Compensation at a regulated electric/gas utility like CenterPoint typically blends fixed pay, annual cash incentives and long‑term equity (RSUs and performance shares) tied to multi‑year performance; given the filing detail, plan metrics are likely to emphasize regulated financial metrics (ROE, EPS or FFO/debt), execution of capital projects, reliability/storm‑restoration performance and safety/compliance. Near‑term compensation outcomes will be sensitive to rate case results, storm‑cost recovery approvals and securitization/rate‑base treatment — items management flagged as material in 2024–2025 — and management may include credit‑metric or liquidity gates (FFO/debt, interest coverage) because of recent debt issuance and negative outlooks. Regulators can and do scrutinize executive pay in ratemaking proceedings, so incentives may include clawback/holdback provisions and benchmarking to other regulated utility peers to reduce disallowance risk. Asset sales (LAMS) and one‑time gains can impact short‑term bonus calculations, so look for disclosure of adjustments or normalized earnings measures in incentive plan docs.

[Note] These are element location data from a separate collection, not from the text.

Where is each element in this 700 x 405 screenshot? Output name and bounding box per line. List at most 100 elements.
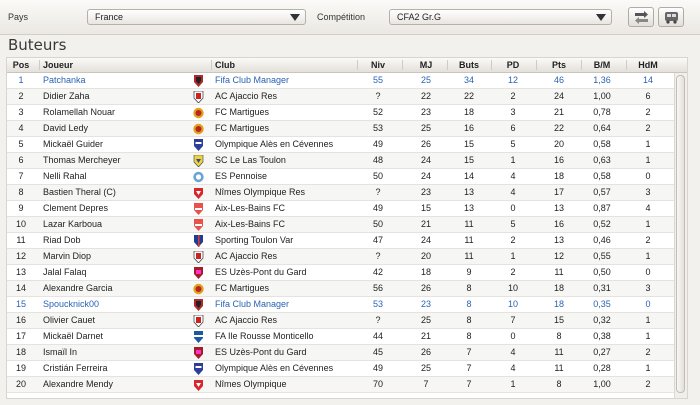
cell-player[interactable]: Alexandre Garcia [43, 283, 113, 293]
cell-pd: 2 [510, 235, 516, 245]
page-title: Buteurs [8, 36, 67, 54]
cell-bm: 0,46 [593, 235, 611, 245]
table-row[interactable]: 16 Olivier Cauet AC Ajaccio Res? 25 8 7 15 0,32… [7, 313, 687, 329]
table-row[interactable]: 4 David Ledy FC Martigues 53 25 16 6 22 0,64 2 [7, 121, 687, 137]
cell-player[interactable]: Nelli Rahal [43, 171, 87, 181]
col-mj[interactable]: MJ [419, 60, 433, 70]
cell-player[interactable]: Lazar Karboua [43, 219, 103, 229]
table-row[interactable]: 7 Nelli Rahal ES Pennoise 50 24 14 4 18 0,58 0 [7, 169, 687, 185]
chevron-down-icon [596, 14, 606, 21]
table-row[interactable]: 15 Spoucknick00 Fifa Club Manager 53 23 8 10 18… [7, 297, 687, 313]
cell-club[interactable]: FC Martigues [215, 107, 270, 117]
table-row[interactable]: 11 Riad Dob Sporting Toulon Var 47 24 11 2 13 0,… [7, 233, 687, 249]
cell-player[interactable]: Mickaël Darnet [43, 331, 104, 341]
cell-club[interactable]: FC Martigues [215, 283, 270, 293]
scrollbar-thumb[interactable] [676, 75, 685, 393]
vertical-scrollbar[interactable] [674, 73, 687, 398]
cell-hdm: 1 [645, 363, 651, 373]
cell-club[interactable]: Olympique Alès en Cévennes [215, 139, 334, 149]
cell-club[interactable]: Nîmes Olympique Res [215, 187, 306, 197]
cell-player[interactable]: Olivier Cauet [43, 315, 96, 325]
table-row[interactable]: 5 Mickaël Guider Olympique Alès en Cévenne… [7, 137, 687, 153]
cell-pts: 46 [553, 75, 564, 85]
cell-club[interactable]: Fifa Club Manager [215, 299, 290, 309]
col-hdm[interactable]: HdM [638, 60, 658, 70]
cell-player[interactable]: Bastien Theral (C) [43, 187, 116, 197]
cell-mj: 26 [420, 283, 431, 293]
table-row[interactable]: 19 Cristián Ferreira Olympique Alès en Cév… [7, 361, 687, 377]
col-bm[interactable]: B/M [593, 60, 611, 70]
cell-club[interactable]: AC Ajaccio Res [215, 251, 278, 261]
cell-pos: 20 [15, 379, 26, 389]
col-pts[interactable]: Pts [551, 60, 566, 70]
cell-club[interactable]: Fifa Club Manager [215, 75, 290, 85]
cell-buts: 7 [466, 363, 472, 373]
table-row[interactable]: 13 Jalal Falaq ES Uzès-Pont du Gard 42 18 9 2 1… [7, 265, 687, 281]
table-row[interactable]: 2 Didier Zaha AC Ajaccio Res? 22 22 2 24 1,00 6 [7, 89, 687, 105]
table-row[interactable]: 3 Rolamellah Nouar FC Martigues 52 23 18 3 21 0,… [7, 105, 687, 121]
cell-club[interactable]: Aix-Les-Bains FC [215, 203, 286, 213]
cell-player[interactable]: Didier Zaha [43, 91, 90, 101]
cell-player[interactable]: Spoucknick00 [43, 299, 100, 309]
table-row[interactable]: 10 Lazar Karboua Aix-Les-Bains FC 50 21 11 5 16… [7, 217, 687, 233]
table-row[interactable]: 9 Clement Depres Aix-Les-Bains FC 49 15 13 0 13… [7, 201, 687, 217]
cell-player[interactable]: David Ledy [43, 123, 89, 133]
cell-club[interactable]: Sporting Toulon Var [215, 235, 294, 245]
cell-club[interactable]: Olympique Alès en Cévennes [215, 363, 334, 373]
col-niv[interactable]: Niv [370, 60, 385, 70]
cell-club[interactable]: ES Uzès-Pont du Gard [215, 267, 307, 277]
table-row[interactable]: 8 Bastien Theral (C) Nîmes Olympique Res? 2… [7, 185, 687, 201]
cell-player[interactable]: Patchanka [43, 75, 86, 85]
cell-player[interactable]: Alexandre Mendy [43, 379, 114, 389]
table-row[interactable]: 6 Thomas Mercheyer SC Le Las Toulon 48 24 15 1… [7, 153, 687, 169]
cell-niv: 56 [372, 283, 383, 293]
cell-club[interactable]: FA Ile Rousse Monticello [215, 331, 314, 341]
cell-player[interactable]: Jalal Falaq [43, 267, 87, 277]
cell-pd: 1 [510, 251, 516, 261]
cell-club[interactable]: SC Le Las Toulon [215, 155, 286, 165]
cell-pos: 7 [18, 171, 24, 181]
cell-club[interactable]: AC Ajaccio Res [215, 315, 278, 325]
cell-player[interactable]: Rolamellah Nouar [43, 107, 116, 117]
cell-player[interactable]: Ismaïl In [43, 347, 78, 357]
table-row[interactable]: 14 Alexandre Garcia FC Martigues 56 26 8 10 18 0… [7, 281, 687, 297]
col-club[interactable]: Club [215, 60, 235, 70]
cell-buts: 9 [466, 267, 472, 277]
cell-pos: 16 [15, 315, 26, 325]
bus-button[interactable] [658, 7, 684, 27]
cell-mj: 24 [420, 171, 431, 181]
cell-club[interactable]: Aix-Les-Bains FC [215, 219, 286, 229]
cell-hdm: 1 [645, 331, 651, 341]
cell-pd: 5 [510, 139, 516, 149]
cell-club[interactable]: FC Martigues [215, 123, 270, 133]
cell-player[interactable]: Cristián Ferreira [43, 363, 108, 373]
col-player[interactable]: Joueur [43, 60, 74, 70]
cell-club[interactable]: Nîmes Olympique [215, 379, 287, 389]
cell-player[interactable]: Riad Dob [43, 235, 81, 245]
table-row[interactable]: 12 Marvin Diop AC Ajaccio Res? 20 11 1 12 0,55 1 [7, 249, 687, 265]
club-crest-icon [193, 107, 204, 119]
cell-club[interactable]: ES Uzès-Pont du Gard [215, 347, 307, 357]
filter-bar: Pays France Compétition CFA2 Gr.G [0, 0, 700, 35]
cell-player[interactable]: Clement Depres [43, 203, 109, 213]
cell-player[interactable]: Mickaël Guider [43, 139, 104, 149]
table-row[interactable]: 17 Mickaël Darnet FA Ile Rousse Monticello… [7, 329, 687, 345]
cell-player[interactable]: Marvin Diop [43, 251, 92, 261]
table-row[interactable]: 1 Patchanka Fifa Club Manager 55 25 34 12 46 1,3… [7, 73, 687, 89]
cell-club[interactable]: ES Pennoise [215, 171, 268, 181]
cell-player[interactable]: Thomas Mercheyer [43, 155, 121, 165]
table-header: Pos Joueur Club Niv MJ Buts PD Pts B/M H… [7, 58, 687, 73]
transfer-button[interactable] [628, 7, 654, 27]
col-pos[interactable]: Pos [12, 60, 30, 70]
cell-club[interactable]: AC Ajaccio Res [215, 91, 278, 101]
country-select[interactable]: France [87, 9, 306, 25]
cell-pos: 17 [15, 331, 26, 341]
col-buts[interactable]: Buts [459, 60, 479, 70]
club-crest-icon [194, 267, 203, 279]
cell-bm: 0,50 [593, 267, 611, 277]
table-row[interactable]: 18 Ismaïl In ES Uzès-Pont du Gard 45 26 7 4 11 0… [7, 345, 687, 361]
competition-select[interactable]: CFA2 Gr.G [389, 9, 612, 25]
cell-pos: 6 [18, 155, 24, 165]
table-row[interactable]: 20 Alexandre Mendy Nîmes Olympique 70 7 7 1 8 1,… [7, 377, 687, 393]
col-pd[interactable]: PD [506, 60, 520, 70]
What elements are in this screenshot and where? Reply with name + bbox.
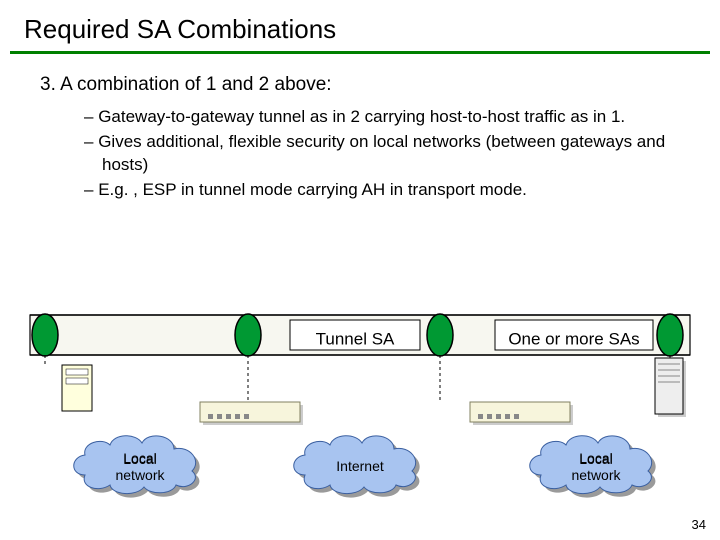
- sub-bullet: Gives additional, flexible security on l…: [84, 131, 680, 177]
- sub-bullet: Gateway-to-gateway tunnel as in 2 carryi…: [84, 106, 680, 129]
- svg-text:network: network: [115, 467, 165, 483]
- svg-text:Local: Local: [579, 450, 612, 466]
- content-list: 3. A combination of 1 and 2 above: Gatew…: [0, 54, 720, 202]
- svg-text:Internet: Internet: [336, 458, 384, 474]
- svg-text:Local: Local: [123, 450, 156, 466]
- item-number: 3.: [40, 74, 56, 95]
- svg-text:Tunnel SA: Tunnel SA: [316, 329, 395, 348]
- item-text: A combination of 1 and 2 above:: [60, 74, 331, 95]
- svg-text:One or more SAs: One or more SAs: [508, 329, 639, 348]
- sub-bullet: E.g. , ESP in tunnel mode carrying AH in…: [84, 179, 680, 202]
- network-diagram: Tunnel SAOne or more SAsLocalnetworkLoca…: [0, 290, 720, 520]
- sub-bullets: Gateway-to-gateway tunnel as in 2 carryi…: [40, 106, 680, 202]
- slide-title: Required SA Combinations: [0, 0, 720, 51]
- svg-text:network: network: [571, 467, 621, 483]
- numbered-item: 3. A combination of 1 and 2 above:: [40, 74, 680, 96]
- slide-number: 34: [692, 517, 706, 532]
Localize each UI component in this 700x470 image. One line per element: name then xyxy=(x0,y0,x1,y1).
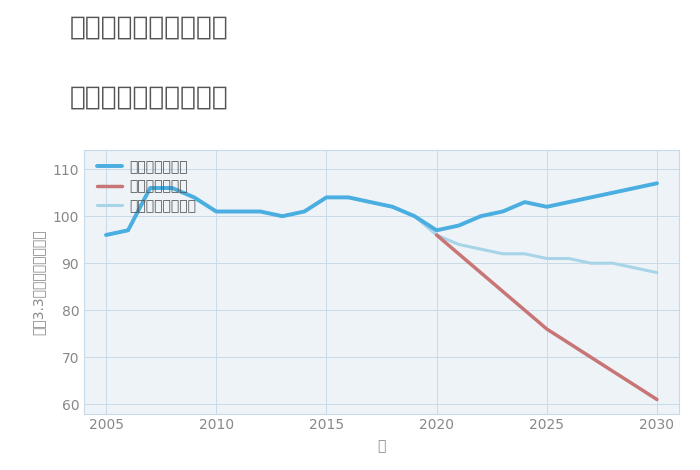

Insiders at heavily regulated utilities face frequent blackout periods and pre‑clearance rules around earnings, rate case filings/decisions, securitization closings, large asset sales and storm‑related litigation — all of which are material events for CenterPoint. Observed Form 4 activity should be interpreted in context: routine sales are common in utilities for diversification, tax or option‑exercise liquidity (especially given ATM equity programs and forward‑equity settlements noted), while insider buys prior to favorable regulatory outcomes or SRP approvals are less common and may be a stronger signal. Pay attention to the timing of trades relative to PUCT/IURC decisions, securitization issuances and announced capital funding (debt/equity), and check for 10b5‑1 plans or disclosed pre‑arranged transactions that explain scheduled sales. For short‑term traders, insider purchases around constructive regulatory rulings or unexpected storm‑recovery approvals are the most meaningful bullish signals; clustered sales after debt issuances or equity raises are more likely liquidity or governance actions than negative signals about fundamentals.